La comunità Yezidi chiamano la campagna di ISIS presso Sinjar, “Ferman”, parola che significa, in curdo, mandato o ordine. Questa campagna di ISIS corrisponde al 74 ° “Ferman” nella storia degli Yezidi. A causa della loro identità religiosa ed etnica sono stati più e più volte un bersaglio. Come dichiarato dalle Nazioni Unite, il genocidio degli Yezidi continua. Lo stesso vale per il femminicidio. Secondo le Nazioni Unite, 3.200 donne Yezidi sono ancora nelle mani di ISIS.
Se la comunità internazionale vuole porre fine al genocidio degli Yezidi e prevenire quelli nuovi, allora è anche necessario riconoscere il femminicidio in corso, perché, come anche nel caso della comunità Yezidi, è attraverso la sistematica distruzione del corpo e dell’anima le donne Yezidi, che l’esistenza culturale, sociale e fisica di tutta la comunità viene minacciata.
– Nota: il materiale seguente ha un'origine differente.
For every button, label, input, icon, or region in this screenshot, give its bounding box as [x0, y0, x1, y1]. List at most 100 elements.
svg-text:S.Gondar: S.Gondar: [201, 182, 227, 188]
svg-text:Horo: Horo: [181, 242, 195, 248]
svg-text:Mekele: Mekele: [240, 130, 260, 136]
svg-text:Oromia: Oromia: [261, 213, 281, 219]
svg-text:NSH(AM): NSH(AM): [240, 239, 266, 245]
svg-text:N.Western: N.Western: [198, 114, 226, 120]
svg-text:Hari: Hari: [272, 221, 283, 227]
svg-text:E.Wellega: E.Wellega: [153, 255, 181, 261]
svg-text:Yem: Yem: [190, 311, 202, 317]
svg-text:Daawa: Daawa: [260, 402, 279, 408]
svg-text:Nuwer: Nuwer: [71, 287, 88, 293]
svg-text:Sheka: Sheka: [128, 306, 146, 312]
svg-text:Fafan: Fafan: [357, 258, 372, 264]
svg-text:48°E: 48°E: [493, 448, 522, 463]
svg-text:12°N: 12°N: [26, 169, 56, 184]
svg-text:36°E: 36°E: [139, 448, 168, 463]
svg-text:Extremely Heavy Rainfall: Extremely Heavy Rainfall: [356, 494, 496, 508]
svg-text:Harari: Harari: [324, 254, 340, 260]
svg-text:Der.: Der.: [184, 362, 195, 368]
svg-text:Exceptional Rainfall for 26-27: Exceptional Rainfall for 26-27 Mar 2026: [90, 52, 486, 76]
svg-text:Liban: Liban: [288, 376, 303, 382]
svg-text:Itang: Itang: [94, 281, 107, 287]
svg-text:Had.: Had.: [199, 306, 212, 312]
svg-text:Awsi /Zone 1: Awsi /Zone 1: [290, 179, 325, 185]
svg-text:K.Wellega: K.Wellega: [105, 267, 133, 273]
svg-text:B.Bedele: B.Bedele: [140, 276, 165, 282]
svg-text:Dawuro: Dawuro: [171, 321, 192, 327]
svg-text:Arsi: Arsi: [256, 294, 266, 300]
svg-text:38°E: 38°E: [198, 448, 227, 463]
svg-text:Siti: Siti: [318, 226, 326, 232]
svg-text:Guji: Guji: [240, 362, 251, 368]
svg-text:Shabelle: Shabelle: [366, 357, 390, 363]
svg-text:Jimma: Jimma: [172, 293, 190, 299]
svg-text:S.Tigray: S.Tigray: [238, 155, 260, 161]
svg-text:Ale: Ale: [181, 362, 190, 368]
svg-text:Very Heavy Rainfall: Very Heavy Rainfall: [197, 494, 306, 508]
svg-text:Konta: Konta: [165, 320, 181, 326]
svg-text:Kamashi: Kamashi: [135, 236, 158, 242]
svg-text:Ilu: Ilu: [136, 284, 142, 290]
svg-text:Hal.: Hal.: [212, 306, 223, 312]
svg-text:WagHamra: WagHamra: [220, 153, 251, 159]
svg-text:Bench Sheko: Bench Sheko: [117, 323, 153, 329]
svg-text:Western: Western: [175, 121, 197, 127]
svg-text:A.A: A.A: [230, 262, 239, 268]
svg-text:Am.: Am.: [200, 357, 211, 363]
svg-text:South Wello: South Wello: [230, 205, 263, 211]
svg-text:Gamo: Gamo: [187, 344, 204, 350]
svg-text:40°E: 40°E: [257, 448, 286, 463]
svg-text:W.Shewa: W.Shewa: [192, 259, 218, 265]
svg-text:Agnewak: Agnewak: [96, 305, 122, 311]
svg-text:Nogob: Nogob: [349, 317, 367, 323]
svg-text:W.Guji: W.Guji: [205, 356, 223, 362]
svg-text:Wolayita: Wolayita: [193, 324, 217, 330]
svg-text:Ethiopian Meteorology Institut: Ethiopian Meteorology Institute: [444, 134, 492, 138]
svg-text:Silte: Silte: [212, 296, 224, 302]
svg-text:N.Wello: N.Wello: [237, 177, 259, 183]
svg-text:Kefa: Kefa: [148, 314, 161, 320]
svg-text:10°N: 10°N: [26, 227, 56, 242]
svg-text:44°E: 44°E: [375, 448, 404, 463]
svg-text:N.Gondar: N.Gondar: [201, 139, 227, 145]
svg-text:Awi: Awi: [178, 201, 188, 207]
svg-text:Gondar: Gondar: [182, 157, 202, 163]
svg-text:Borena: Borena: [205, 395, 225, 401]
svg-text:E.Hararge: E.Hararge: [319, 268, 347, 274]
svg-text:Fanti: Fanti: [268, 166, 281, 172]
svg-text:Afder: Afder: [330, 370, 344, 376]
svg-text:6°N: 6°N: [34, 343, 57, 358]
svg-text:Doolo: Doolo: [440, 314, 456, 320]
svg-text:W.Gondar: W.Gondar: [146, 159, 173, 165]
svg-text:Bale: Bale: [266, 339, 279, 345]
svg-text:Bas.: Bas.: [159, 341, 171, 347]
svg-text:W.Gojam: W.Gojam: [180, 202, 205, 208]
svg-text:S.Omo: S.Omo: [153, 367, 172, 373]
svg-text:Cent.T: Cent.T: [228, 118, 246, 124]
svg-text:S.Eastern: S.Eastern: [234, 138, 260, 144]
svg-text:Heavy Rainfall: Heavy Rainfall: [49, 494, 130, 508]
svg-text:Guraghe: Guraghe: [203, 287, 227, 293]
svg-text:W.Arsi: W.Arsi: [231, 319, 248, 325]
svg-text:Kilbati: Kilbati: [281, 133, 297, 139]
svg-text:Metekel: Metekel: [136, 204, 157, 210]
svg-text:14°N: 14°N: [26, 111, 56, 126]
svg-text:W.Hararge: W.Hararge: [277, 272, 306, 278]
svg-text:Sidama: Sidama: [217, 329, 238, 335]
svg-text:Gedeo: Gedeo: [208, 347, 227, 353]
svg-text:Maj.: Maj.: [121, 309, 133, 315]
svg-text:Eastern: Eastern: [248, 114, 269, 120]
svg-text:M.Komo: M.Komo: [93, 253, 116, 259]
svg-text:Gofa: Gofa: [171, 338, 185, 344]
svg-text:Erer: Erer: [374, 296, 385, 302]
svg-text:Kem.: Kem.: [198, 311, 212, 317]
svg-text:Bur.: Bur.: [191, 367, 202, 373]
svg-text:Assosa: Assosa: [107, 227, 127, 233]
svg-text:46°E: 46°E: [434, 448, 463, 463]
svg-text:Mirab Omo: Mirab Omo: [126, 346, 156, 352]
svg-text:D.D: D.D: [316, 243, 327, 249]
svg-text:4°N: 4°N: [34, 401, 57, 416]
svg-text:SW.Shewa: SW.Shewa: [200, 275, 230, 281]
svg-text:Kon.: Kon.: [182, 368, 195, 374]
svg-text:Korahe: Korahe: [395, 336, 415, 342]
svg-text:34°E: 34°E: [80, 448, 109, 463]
Il più delle volte, come nel caso degli Yezidi a Sinjar, il genocidio viene effettuato in gran parte attraverso il femminicidio, perciò è necessario riconoscere il femminicidio come una forma speciale di genocidio e di crimine contro l’umanità all’interno del diritto internazionale. In caso contrario, non è possibile garantire alle donne Yezidi l’accesso alla giustizia, considerato anche lo status sociale delle donne all’interno della comunità Yezidi e le sue strutture socioculturali.